I'm smoking blue widow at the moment too just finished a fat j of the stuff 

Very tasty, great high!


----------



## superman27nc (Jan 11, 2013)

I grew g13 blue venom ..it's a blueberry x widow as well..I had a beautiful short pheno and it was a very mellow balanced high..sometimes it's nice not having such an intense high..but I'd recommend it anyday


----------



## jonny2009 (Jan 12, 2013)

hey guys thinking of trying some blue widow from superlime seeds it says they have worked on the taste and smell, but I want 2 other blue strains to grow at the same time, any ideas?
I mainly do autos outdoors but feel like treating my self to some indoor blue's


----------



## superman27nc (Jan 12, 2013)

jonny2009 said:


> hey guys thinking of trying some blue widow from superlime seeds it says they have worked on the taste and smell, but I want 2 other blue strains to grow at the same time, any ideas?
> I mainly do autos outdoors but feel like treating my self to some indoor blue's


If you are looking for a pure blueberry than try Dutch Passion Blueberry..DP's Strawberry Cough is awesome!..I grew Flying Dutchman's Bluberry Skunk and it was some of the best smelling compact buds I've seen..can't go wrong there.


----------



## hotrodharley (Jan 12, 2013)

Grew a Dinafem Blue Widow in soil on a 12/12 from seed challenge (it's not for me) but the BW kicked ass for quality.

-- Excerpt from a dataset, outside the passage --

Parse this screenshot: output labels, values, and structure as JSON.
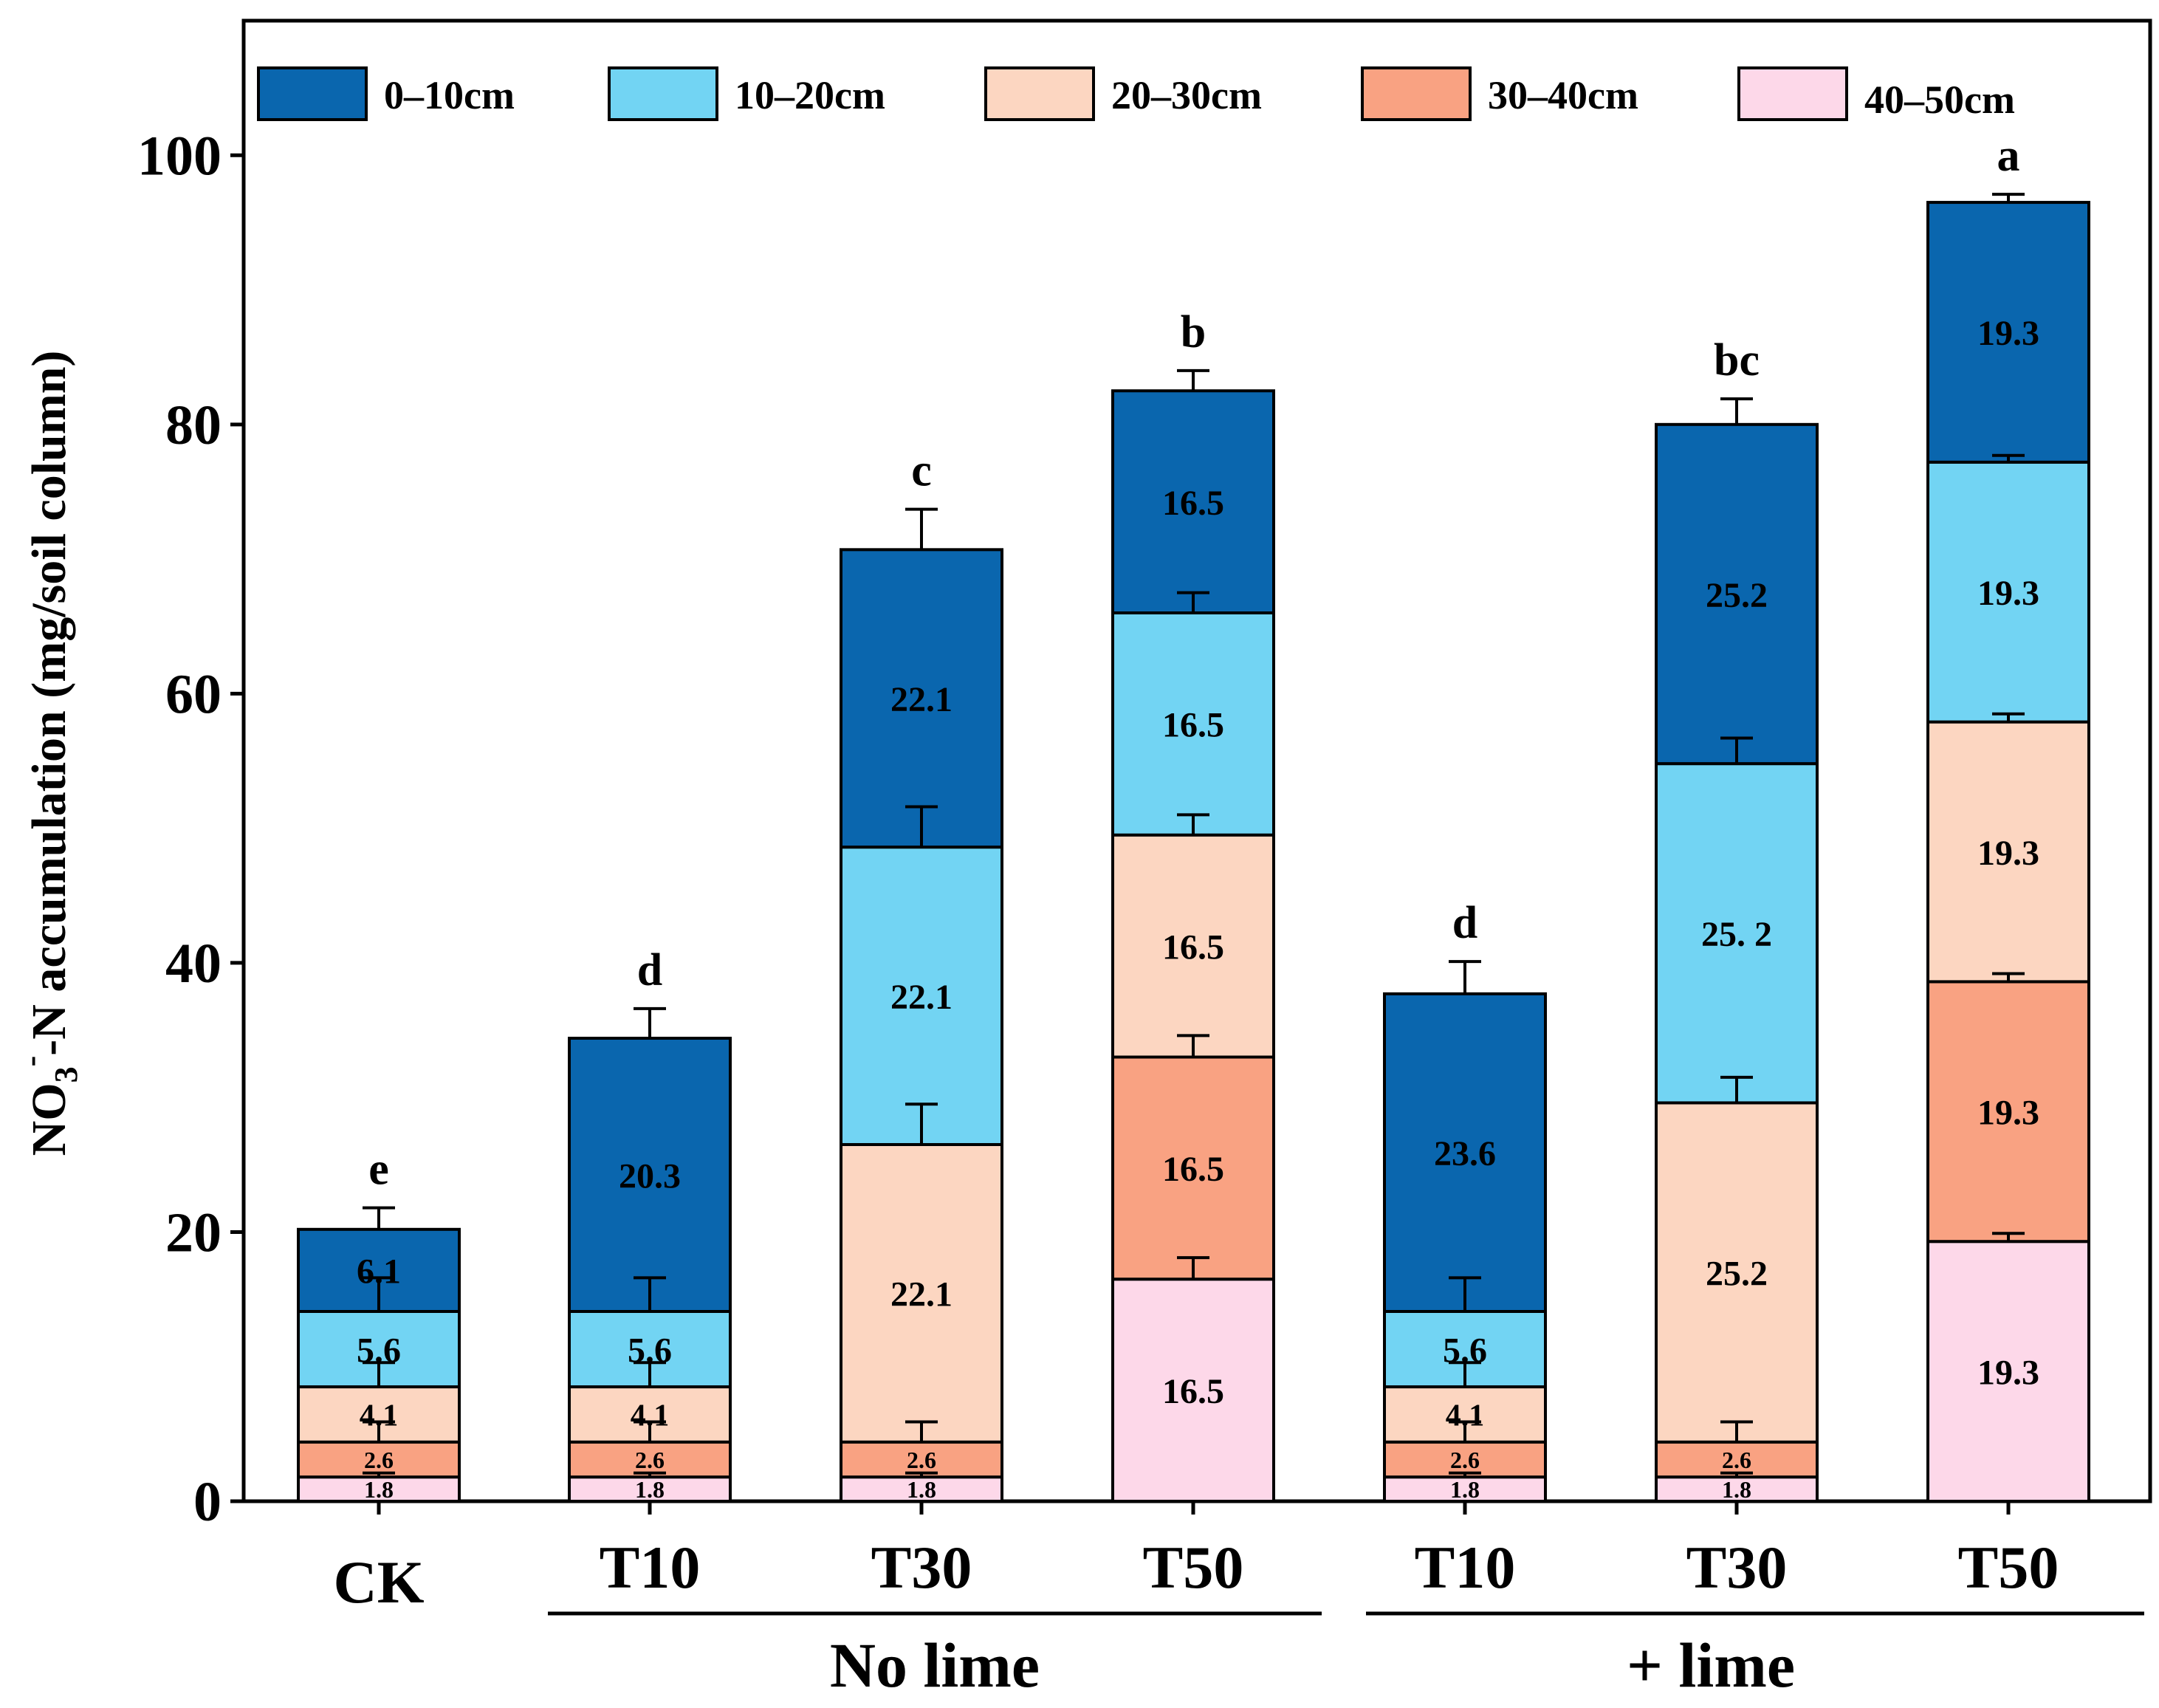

Enough so that I have one in a 5-gallon DWC. I love Dinafem products. I have never had a seed not germinate or had a weird pheno (knock on wood).


----------



## crossfade69 (Jan 13, 2013)

I grew some blue widow outdoors last year it has big fat buds that are pretty tastey and a nice high.Here are some pics.


----------



## crossfade69 (Jan 13, 2013)




----------



## cobra28widow (Jan 13, 2013)

Damn those are some very nice buds..


----------



## superman27nc (Jan 14, 2013)

I completely agree..mouth watering!!!


----------



## crossfade69 (Jan 15, 2013)

Thanks guys.


----------



## rory420420 (Jan 16, 2013)

I got a dinafem blue widow freebie,and want to crack it but have been hesitant due to they experience I had with another company's white widow..might rethink it for 2013!


----------



## superman27nc (Jan 17, 2013)

Go for it!! I know I enjoyed my G13 blue venom..same cross


----------



## crossfade69 (Jan 17, 2013)

It was a fun plant to grow easy and done by the end of september.It is being requested as much as my og kush ,i grow for three other people and they all love it.


----------



## Domed (Jan 17, 2013)

What's your tolerance level? I wish I could get locked still, lol.


----------